Key takeaway: Long-context prompting achieves the best governance but at 4-8x the token cost — impractical for production. All other methods show significant gaps, particularly in active forgetting and access control.

Lessons Learned for AI Engineers

Memory does not equal governance. High recall correlates with higher leakage risk. An agent that remembers everything also leaks everything. Engineers must treat memory governance as a separate architectural concern, not a side effect of better retrieval.
Long-context is strongest but cost-prohibitive. If you can afford the tokens, it works. But at 4-8x the cost of RAG-based approaches, it is not a viable production solution for most applications.
Policy-aware RAG reduces leakage but introduces a new problem: over-refusal. Agents become so cautious that they deny legitimate requests, trading utility for safety in ways that users will notice.
External memory does not equal governance. Popular memory systems like Mem0 and A-MEM provide storage and retrieval but lack built-in authorization. They leak across roles without explicit governance layers.
Deletion compliance is the hardest problem. Every evaluated method fails active forgetting tests. Deleted information is often recoverable, confirmable, or reconstructable through inference.

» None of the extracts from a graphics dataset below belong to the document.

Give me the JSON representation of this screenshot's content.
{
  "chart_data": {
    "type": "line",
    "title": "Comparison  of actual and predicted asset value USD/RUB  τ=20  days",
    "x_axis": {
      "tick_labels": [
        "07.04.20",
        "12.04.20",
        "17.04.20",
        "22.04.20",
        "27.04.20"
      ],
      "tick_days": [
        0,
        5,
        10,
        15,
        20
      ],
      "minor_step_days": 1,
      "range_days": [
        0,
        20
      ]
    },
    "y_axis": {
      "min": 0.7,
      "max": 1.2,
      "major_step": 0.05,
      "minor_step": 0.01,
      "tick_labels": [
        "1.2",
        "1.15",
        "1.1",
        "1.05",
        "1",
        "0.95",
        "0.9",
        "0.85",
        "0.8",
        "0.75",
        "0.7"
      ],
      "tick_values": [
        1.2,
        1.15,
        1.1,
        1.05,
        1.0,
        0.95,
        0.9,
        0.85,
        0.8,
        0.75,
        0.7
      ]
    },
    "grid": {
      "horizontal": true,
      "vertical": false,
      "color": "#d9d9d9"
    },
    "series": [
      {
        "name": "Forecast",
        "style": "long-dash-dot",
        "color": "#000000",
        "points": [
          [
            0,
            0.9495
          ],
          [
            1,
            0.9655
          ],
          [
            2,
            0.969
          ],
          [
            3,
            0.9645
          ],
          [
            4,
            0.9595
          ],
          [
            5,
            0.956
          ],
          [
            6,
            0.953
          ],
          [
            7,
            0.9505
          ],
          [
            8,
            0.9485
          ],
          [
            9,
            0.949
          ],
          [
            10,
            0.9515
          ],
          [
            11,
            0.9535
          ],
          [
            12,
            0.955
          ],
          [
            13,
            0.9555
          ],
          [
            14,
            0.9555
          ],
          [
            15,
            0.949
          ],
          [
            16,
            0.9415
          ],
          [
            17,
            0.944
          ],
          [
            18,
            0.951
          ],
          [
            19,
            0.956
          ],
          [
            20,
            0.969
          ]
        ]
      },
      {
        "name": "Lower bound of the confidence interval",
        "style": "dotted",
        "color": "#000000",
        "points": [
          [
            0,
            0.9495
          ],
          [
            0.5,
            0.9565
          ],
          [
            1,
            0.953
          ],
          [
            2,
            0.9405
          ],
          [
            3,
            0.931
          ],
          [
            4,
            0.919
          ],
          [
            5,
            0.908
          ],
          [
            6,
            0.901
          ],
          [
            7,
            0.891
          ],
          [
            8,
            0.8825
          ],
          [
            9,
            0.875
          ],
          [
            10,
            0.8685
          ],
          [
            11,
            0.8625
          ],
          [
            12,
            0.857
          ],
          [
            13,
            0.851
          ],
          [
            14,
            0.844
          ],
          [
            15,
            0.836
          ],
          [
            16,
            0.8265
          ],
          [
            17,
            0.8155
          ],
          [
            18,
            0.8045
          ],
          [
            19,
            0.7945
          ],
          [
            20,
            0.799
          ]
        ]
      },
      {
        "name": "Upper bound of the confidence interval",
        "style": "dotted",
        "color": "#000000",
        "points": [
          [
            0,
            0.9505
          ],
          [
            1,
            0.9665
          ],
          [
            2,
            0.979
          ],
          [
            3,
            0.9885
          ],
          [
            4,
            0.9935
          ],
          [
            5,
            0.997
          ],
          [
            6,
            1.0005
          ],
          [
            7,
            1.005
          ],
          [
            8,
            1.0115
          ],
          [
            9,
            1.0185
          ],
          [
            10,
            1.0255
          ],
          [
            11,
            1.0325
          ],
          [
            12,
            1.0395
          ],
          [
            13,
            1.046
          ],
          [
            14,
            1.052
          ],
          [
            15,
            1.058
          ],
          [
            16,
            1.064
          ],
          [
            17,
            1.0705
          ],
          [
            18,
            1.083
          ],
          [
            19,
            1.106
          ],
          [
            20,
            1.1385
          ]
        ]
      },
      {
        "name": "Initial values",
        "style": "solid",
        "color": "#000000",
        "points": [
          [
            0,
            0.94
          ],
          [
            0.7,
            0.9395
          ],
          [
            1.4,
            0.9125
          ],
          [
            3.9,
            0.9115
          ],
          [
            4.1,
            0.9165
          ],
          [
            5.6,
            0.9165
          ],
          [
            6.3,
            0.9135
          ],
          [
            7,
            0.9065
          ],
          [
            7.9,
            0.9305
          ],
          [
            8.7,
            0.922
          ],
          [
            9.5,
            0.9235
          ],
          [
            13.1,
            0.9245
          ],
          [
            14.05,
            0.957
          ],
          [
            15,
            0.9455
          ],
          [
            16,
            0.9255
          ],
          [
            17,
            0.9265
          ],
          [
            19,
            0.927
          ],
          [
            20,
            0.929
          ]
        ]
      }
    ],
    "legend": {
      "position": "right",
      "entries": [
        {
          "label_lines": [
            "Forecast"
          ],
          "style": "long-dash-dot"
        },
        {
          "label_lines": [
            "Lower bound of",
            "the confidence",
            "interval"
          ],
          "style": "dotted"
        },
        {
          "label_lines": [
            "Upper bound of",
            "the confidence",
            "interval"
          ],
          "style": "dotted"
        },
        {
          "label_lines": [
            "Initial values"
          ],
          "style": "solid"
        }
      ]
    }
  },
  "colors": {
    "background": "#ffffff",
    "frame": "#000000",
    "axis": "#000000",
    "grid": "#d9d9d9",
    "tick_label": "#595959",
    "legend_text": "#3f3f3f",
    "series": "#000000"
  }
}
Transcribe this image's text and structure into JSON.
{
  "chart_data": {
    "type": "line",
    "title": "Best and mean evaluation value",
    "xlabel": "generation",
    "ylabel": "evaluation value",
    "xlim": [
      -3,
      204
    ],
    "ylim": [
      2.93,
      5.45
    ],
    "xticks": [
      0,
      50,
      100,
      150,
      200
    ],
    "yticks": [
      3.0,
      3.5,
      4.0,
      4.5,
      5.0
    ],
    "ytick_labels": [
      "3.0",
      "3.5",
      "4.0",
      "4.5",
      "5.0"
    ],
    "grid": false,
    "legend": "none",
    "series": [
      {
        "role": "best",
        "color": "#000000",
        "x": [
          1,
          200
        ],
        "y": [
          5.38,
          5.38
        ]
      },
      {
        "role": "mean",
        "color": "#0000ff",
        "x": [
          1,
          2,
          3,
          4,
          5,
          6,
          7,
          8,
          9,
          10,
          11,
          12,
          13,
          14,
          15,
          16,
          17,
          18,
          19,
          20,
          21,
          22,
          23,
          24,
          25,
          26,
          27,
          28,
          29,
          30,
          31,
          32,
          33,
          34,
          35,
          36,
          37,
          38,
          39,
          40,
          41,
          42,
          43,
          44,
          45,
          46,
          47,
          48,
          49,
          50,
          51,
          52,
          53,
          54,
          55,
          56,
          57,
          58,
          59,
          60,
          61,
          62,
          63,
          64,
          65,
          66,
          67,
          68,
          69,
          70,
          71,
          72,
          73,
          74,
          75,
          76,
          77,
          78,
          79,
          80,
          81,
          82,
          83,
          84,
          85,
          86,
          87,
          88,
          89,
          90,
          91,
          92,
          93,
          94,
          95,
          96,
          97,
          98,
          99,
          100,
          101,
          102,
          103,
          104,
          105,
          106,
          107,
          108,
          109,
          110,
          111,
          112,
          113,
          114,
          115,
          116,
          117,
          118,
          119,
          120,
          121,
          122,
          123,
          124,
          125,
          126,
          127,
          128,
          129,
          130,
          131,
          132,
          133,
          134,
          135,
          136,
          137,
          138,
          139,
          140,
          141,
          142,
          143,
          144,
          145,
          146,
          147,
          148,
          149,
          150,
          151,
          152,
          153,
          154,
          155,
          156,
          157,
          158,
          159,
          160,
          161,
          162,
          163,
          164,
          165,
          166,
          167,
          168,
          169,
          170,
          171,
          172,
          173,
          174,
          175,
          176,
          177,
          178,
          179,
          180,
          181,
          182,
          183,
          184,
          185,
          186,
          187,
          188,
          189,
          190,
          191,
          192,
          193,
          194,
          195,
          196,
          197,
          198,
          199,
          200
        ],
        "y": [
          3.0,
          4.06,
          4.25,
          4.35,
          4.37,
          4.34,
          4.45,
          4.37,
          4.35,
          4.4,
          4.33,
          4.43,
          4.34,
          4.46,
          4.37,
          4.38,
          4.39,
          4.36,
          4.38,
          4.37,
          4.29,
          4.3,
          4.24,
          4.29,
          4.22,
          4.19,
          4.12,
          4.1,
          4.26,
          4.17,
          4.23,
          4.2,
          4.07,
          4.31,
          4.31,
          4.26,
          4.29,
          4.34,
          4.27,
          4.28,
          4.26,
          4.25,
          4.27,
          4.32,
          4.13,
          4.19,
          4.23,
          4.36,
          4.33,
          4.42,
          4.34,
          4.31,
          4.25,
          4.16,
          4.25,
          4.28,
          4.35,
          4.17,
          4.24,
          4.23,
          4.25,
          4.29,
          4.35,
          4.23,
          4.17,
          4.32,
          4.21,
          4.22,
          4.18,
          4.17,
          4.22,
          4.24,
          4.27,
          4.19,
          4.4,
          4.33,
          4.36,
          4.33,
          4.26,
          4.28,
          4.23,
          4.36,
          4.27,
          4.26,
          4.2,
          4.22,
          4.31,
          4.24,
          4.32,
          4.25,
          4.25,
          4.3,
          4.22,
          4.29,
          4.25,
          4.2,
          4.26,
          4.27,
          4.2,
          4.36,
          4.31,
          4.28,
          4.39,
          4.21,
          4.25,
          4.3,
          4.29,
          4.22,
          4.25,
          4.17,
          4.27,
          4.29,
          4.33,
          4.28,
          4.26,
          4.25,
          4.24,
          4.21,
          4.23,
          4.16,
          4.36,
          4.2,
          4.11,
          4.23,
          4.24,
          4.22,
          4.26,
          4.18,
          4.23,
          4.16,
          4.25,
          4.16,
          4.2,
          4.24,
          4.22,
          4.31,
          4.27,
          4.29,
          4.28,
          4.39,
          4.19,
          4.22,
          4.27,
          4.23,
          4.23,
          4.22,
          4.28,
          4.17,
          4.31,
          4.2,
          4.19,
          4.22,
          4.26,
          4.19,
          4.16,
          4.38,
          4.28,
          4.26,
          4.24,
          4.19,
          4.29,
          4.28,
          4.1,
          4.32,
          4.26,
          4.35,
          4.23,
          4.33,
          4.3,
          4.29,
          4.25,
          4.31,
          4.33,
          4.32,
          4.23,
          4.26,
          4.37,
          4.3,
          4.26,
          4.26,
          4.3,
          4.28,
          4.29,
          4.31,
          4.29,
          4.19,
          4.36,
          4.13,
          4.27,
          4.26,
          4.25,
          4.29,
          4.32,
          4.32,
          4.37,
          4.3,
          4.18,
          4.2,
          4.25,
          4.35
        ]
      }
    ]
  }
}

True deletion — where the agent cannot even confirm whether deleted information existed — remains an open challenge.

How to Get Started with GateMem

GateMem is open-source (MIT license) and designed for easy adoption:

pip install -r requirements.txt
python bench/scripts/run_eval.py

GitHub: github.com/rzhub/GateMem (79 stars, Python)
Online submission: huggingface.co/spaces/Ray368/GateMem-Submit
Leaderboard: rzhub.github.io/GateMem
License: MIT

The benchmark is ready to use today. If you are building multi-user AI agents — whether in healthcare, enterprise SaaS, or education — GateMem provides the evaluation framework you need to ensure your agent governs memory correctly, not just remembers accurately.